Livre S D T


Il faisait chaud en ce début de mois d’août et ce début d’après-midi incitait plus à au repos bien à l’abri des murs épais qu’à la plage surchauffée ou bien encore à l’ombre trop chaude des pins odorants. Mais repos ne veut pas dire forcement sieste, simplement s’allonger sur le divan moelleux, le grand ventilateur au plafond brassant nonchalamment l’air, apportant par là-même un semblant de fraicheur, volets presque clos, lumière douce et filtrée par les fins voilages, les yeux mi-clos, l’esprit se relâche, le corps s’apaise, au rythme de la respiration, lente, régulière, calme, tout inspire à la détente et au vagabondage de l’esprit.
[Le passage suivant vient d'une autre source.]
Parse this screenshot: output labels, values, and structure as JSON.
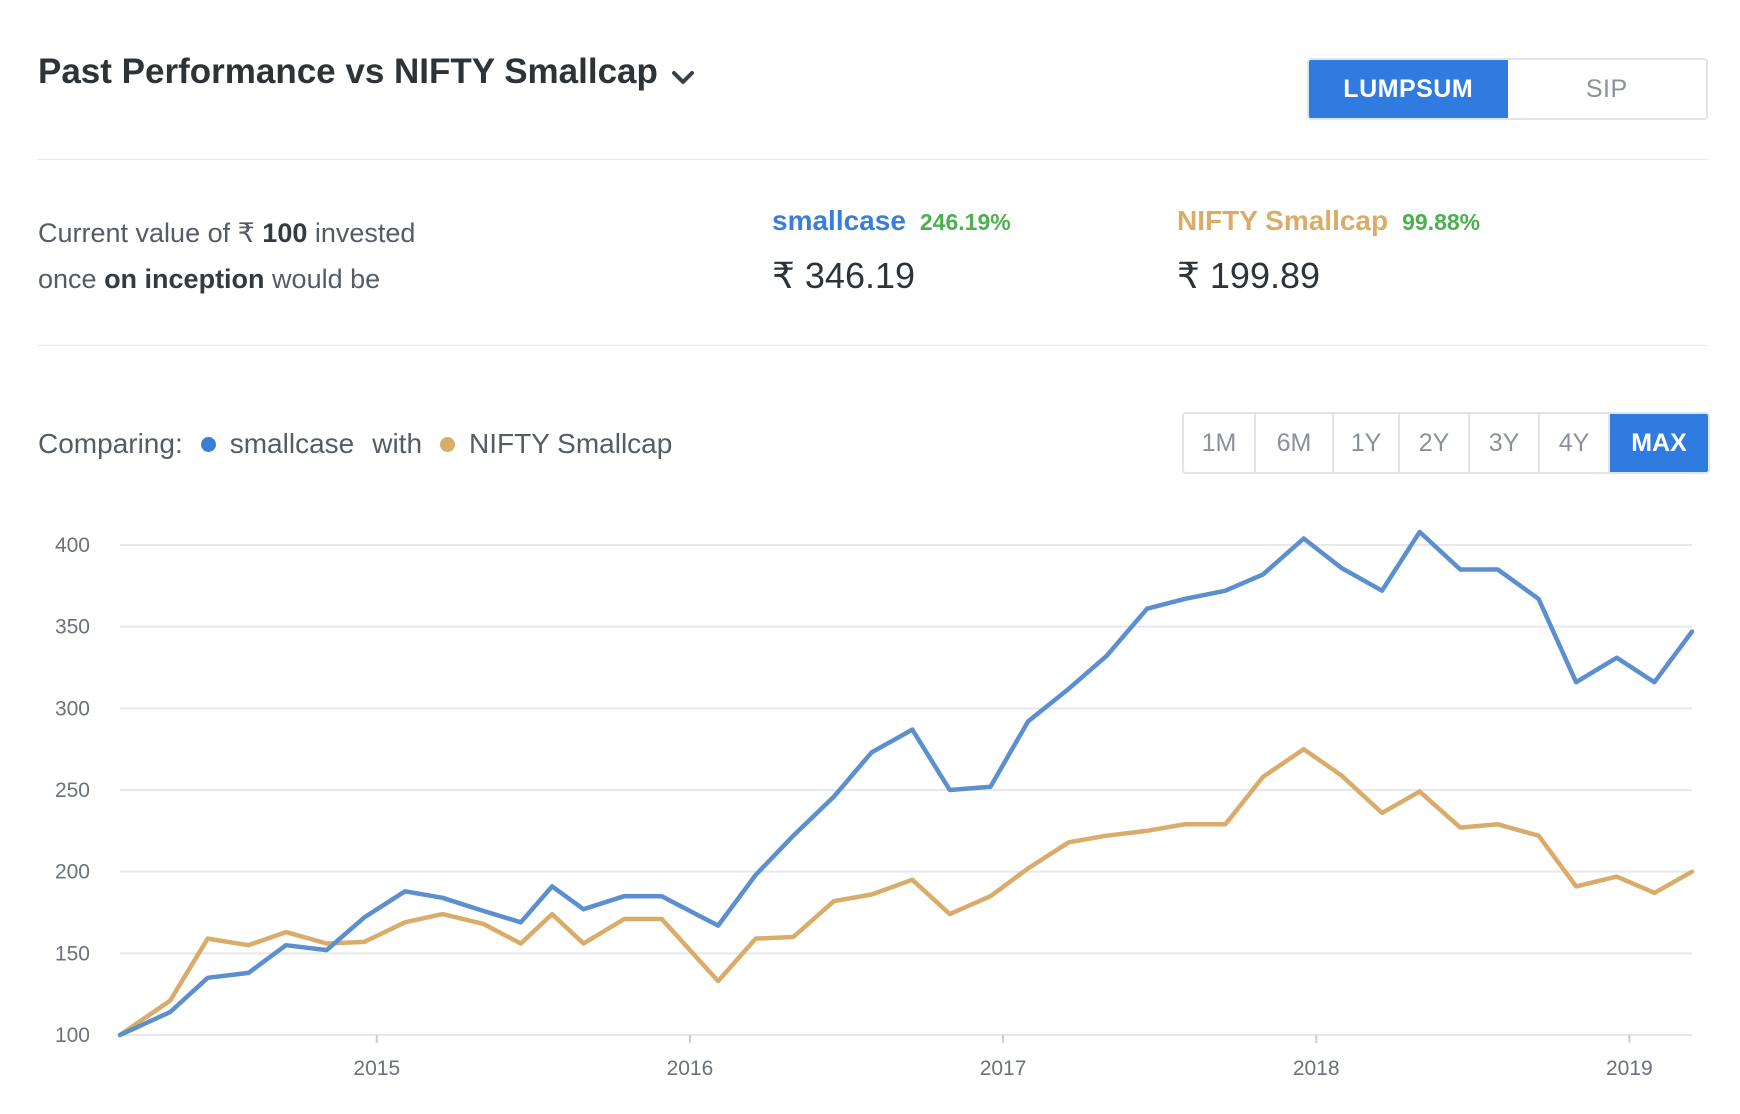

Qu’il est bon d’ainsi s’abandonner, de se laisser aller en ces voyages immobiles, voyages au long cours, voyages dans le temps, laisser s’échapper ses images inconscientes enfouies sous trop de couches d’urgences, de courses contre le temps, contre la montre, d’actions et de réactions pas toujours bien contrôlées, il est temps d’oublier tout cela, de savourer l’instant, de sourire à ces images qui surgissent du passé pour éclairer le présent, peut-être bien pour nous rappeler que parmi toutes nos agitations, il y a des lieux, il y a des gens, il y a des choses qu’on a mis de côté, inconsciemment, lentement mais sûrement, et la vie bouscule, et la vie fait reculer ces êtres, ces endroits, ces objets de notre parcours, parce qu’elle nous dicte ses priorités et nous sommes si faibles que nous prenons cela pour nos priorités.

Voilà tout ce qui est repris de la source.